Flex found that a subset of patients in two Phase II trials could not tolerate oral FLX-787 at 30 mg. It said the signal indicates that additional formulation and dose-ranging studies are required, "which is challenging for the company based upon our current resources.” Flex is ending both trials, which were evaluating FLX-787 to treat amyotrophic lateral sclerosis (ALS) and Charcot-Marie-Tooth (CMT) disease, respectively, and suspending a third program of FLX-787 to treat multiple sclerosis.
In March, the company reported top-line data from a Phase II trial showing that the candidate significantly reduced the frequency of cramps and spasms in MS patients compared with placebo. FLX-787 has Fast Track designation from FDA to treat ALS.
Elizabeth Woo, Flex SVP of investor relations and corporate communications, declined to elaborate on the tolerability issues.

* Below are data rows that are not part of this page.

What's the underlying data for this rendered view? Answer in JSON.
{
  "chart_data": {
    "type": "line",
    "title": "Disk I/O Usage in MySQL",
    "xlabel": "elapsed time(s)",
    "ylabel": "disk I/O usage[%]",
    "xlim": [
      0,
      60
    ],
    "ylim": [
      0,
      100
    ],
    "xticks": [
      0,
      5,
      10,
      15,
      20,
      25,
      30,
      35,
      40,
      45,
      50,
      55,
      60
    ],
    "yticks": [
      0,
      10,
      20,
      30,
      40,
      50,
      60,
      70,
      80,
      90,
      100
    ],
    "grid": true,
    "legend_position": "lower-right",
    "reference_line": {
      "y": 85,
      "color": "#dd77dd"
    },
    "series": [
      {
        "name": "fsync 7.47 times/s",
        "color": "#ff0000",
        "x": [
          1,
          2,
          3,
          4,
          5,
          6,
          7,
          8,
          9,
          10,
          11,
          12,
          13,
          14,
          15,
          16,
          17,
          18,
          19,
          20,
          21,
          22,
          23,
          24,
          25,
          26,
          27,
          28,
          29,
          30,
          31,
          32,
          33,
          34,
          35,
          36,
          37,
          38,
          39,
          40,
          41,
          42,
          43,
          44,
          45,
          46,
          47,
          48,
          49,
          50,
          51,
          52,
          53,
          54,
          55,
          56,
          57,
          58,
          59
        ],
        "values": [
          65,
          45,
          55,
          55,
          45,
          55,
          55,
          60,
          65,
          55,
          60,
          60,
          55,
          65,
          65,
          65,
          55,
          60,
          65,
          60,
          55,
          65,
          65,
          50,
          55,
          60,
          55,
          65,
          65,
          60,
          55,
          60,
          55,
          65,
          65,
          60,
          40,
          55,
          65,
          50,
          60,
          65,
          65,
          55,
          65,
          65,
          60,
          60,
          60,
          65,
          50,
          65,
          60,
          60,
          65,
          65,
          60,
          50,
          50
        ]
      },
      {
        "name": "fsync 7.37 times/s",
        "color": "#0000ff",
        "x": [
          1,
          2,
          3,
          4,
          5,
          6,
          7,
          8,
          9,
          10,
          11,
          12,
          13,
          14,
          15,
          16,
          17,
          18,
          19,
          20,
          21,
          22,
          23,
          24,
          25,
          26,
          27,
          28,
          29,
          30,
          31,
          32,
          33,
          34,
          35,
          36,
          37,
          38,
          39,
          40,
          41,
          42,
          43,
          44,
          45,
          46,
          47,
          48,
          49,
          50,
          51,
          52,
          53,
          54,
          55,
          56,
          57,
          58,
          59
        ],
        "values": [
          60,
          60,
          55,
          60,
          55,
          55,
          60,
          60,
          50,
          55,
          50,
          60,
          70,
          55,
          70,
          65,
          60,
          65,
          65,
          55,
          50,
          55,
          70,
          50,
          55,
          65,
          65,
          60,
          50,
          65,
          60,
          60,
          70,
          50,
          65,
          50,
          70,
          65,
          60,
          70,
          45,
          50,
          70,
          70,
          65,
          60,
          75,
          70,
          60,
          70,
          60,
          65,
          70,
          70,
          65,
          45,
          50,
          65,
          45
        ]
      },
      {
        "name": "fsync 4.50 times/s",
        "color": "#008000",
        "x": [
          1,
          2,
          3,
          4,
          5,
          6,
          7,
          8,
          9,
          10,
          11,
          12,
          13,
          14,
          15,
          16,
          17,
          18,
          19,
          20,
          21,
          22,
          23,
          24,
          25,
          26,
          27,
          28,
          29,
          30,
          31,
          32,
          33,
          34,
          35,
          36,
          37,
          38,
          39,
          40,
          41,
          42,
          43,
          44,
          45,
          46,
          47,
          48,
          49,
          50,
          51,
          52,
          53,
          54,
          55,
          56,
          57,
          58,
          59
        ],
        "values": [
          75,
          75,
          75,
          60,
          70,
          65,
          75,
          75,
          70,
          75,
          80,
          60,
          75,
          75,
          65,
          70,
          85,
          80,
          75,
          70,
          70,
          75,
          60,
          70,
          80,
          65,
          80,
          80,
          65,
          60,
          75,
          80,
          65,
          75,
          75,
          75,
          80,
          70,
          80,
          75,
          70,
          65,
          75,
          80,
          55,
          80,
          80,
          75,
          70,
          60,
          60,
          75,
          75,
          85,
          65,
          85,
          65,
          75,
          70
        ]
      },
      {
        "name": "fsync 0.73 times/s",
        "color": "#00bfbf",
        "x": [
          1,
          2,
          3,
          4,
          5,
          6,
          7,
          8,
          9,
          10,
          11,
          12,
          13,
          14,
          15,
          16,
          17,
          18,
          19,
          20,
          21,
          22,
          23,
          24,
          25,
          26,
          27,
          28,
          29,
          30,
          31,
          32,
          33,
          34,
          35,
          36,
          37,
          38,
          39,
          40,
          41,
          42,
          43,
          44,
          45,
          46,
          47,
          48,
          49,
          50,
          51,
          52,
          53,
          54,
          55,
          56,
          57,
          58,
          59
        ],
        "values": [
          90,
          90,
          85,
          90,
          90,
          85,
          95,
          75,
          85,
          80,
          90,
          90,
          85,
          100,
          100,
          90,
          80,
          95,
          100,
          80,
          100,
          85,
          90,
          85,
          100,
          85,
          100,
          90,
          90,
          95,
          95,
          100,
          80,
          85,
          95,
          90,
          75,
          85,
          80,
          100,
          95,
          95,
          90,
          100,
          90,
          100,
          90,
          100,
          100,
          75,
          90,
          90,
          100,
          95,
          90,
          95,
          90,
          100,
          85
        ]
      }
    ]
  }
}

Flex expects to complete the majority of the headcount reduction this month. As part of the restructuring, Thomas Wessel will step down as CMO and become an external advisor, effective June 26.
FLX-787 is a dual transient receptor potential vanilloid 1 (TRPV1; VR1) and transient receptor potential A1 (TRPA1) agonist.
At March 31, Flex had $41.9 million in cash and recorded a three-month operating loss of $8.3 million. In 2017, the company reported an operating loss of $34.7 million.